Benny Wenda Dituding Dalang Kerusuhan Papua, Begini Rekam Jejaknya

Jakarta
- Benny Wenda disebut pihak Istana Kepresidenan RI, sebagai dalang kerusuhan di
Papua pada Agustus lalu. Lantas, siapakah sebenarnya Benny Wenda?
Benny
merupakan pria kelahiran Papua, yang kini menjadi warga negara Inggris. Hingga
kini, ia mengklaim sebagai pemimpin gerakan Papua Merdeka, meski tak diakui
oleh milisi OPM di Papua. Sedangkan bagi pemerintah, Benny disebut sebagai
pegiat separatisme Papua yang memiliki rekam jejak kriminal di Papua.
Berikut
rekam jejak Benny Wenda yang dituding sebagai dalang kerusuhan di Papua,
dirangkum dari berbagai sumber:
1. Latar Belakang
Benny
adalah putra Suku Lani di Lembah Baliem, Papua. Banyak yang menyebut dia lahir
di tanggal yang sama dengan tanggal kemerdekaan Republik Indonesia, yakni 17
Agustus.
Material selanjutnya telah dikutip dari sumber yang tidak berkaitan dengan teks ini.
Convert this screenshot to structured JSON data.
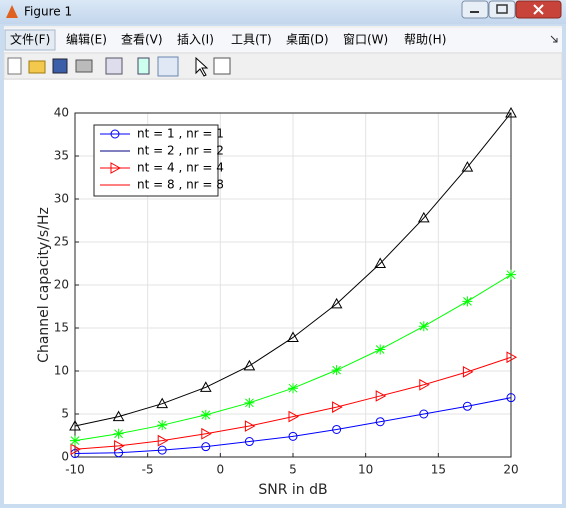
{
  "window": {
    "title": "Figure 1",
    "menu": [
      "文件(F)",
      "编辑(E)",
      "查看(V)",
      "插入(I)",
      "工具(T)",
      "桌面(D)",
      "窗口(W)",
      "帮助(H)"
    ]
  },
  "chart_data": {
    "type": "line",
    "xlabel": "SNR in dB",
    "ylabel": "Channel capacity/s/Hz",
    "x": [
      -10,
      -7,
      -4,
      -1,
      2,
      5,
      8,
      11,
      14,
      17,
      20
    ],
    "series": [
      {
        "name": "nt = 1 , nr = 1",
        "color": "#0000ff",
        "marker": "circle",
        "legend_color": "#0000ff",
        "legend_marker": "circle",
        "values": [
          0.4,
          0.5,
          0.8,
          1.2,
          1.8,
          2.4,
          3.2,
          4.1,
          5.0,
          5.9,
          6.9
        ]
      },
      {
        "name": "nt = 2 , nr = 2",
        "color": "#000000",
        "marker": "triangle-up",
        "legend_color": "#000080",
        "legend_marker": "none",
        "values": [
          3.6,
          4.7,
          6.2,
          8.1,
          10.6,
          13.9,
          17.8,
          22.5,
          27.8,
          33.7,
          40.0
        ]
      },
      {
        "name": "nt = 4 , nr = 4",
        "color": "#ff0000",
        "marker": "triangle-right",
        "legend_color": "#ff0000",
        "legend_marker": "triangle-right",
        "values": [
          0.9,
          1.3,
          1.9,
          2.7,
          3.6,
          4.7,
          5.8,
          7.1,
          8.4,
          9.9,
          11.6
        ]
      },
      {
        "name": "nt = 8 , nr = 8",
        "color": "#00ff00",
        "marker": "asterisk",
        "legend_color": "#ff0000",
        "legend_marker": "none",
        "values": [
          1.9,
          2.7,
          3.7,
          4.9,
          6.3,
          8.0,
          10.1,
          12.5,
          15.2,
          18.1,
          21.2
        ]
      }
    ],
    "xlim": [
      -10,
      20
    ],
    "xticks": [
      -10,
      -5,
      0,
      5,
      10,
      15,
      20
    ],
    "ylim": [
      0,
      40
    ],
    "yticks": [
      0,
      5,
      10,
      15,
      20,
      25,
      30,
      35,
      40
    ],
    "grid": true,
    "legend_position": "northwest"
  }
}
Kelahirannya sekitar 29 tahun setelah tahun kemerdekaan RI.
Namun
di situs webnya, Benny tak menyebut tanggal dan tahun kelahirannya, dia hanya
menuliskan lahir pada dekade '70-an. Ia mengaku dibesarkan dalam suasana damai
di alam pegunungan, namun suasana di desanya berubah sejak 1977, yakni saat
militer hadir di desanya. Benny menambahkan pengakuannya bahwa terjadi
bentuk-bentuk kekerasan saat masa kecilnya.
Benny
mengenyam pendidikan di Indonesia. Saat SMA, dia adalah satu dari dua saja
orang Papua di dalam kelas. Dia mengaku mengalami perlakuan tidak mengenakkan
dari teman-teman saat masa remajanya itu.
Dia
menyimpulkan bullying ini adalah bentuk rasisme. Dia mengaku pernah diludahi
teman perempuannya dan ditertawakan teman-teman sekelas. Pendidikannya terus
berlanjut. Dia mengaku sebagai lulusan ilmu sosiologi dan politik di salah satu
universitas di Jayapura.
2. Pemimpin Gerakan Separatis
Meletusnya
Reformasi 1998 ternyata membawa angin perubahan bagi gerakan Papua Merdeka.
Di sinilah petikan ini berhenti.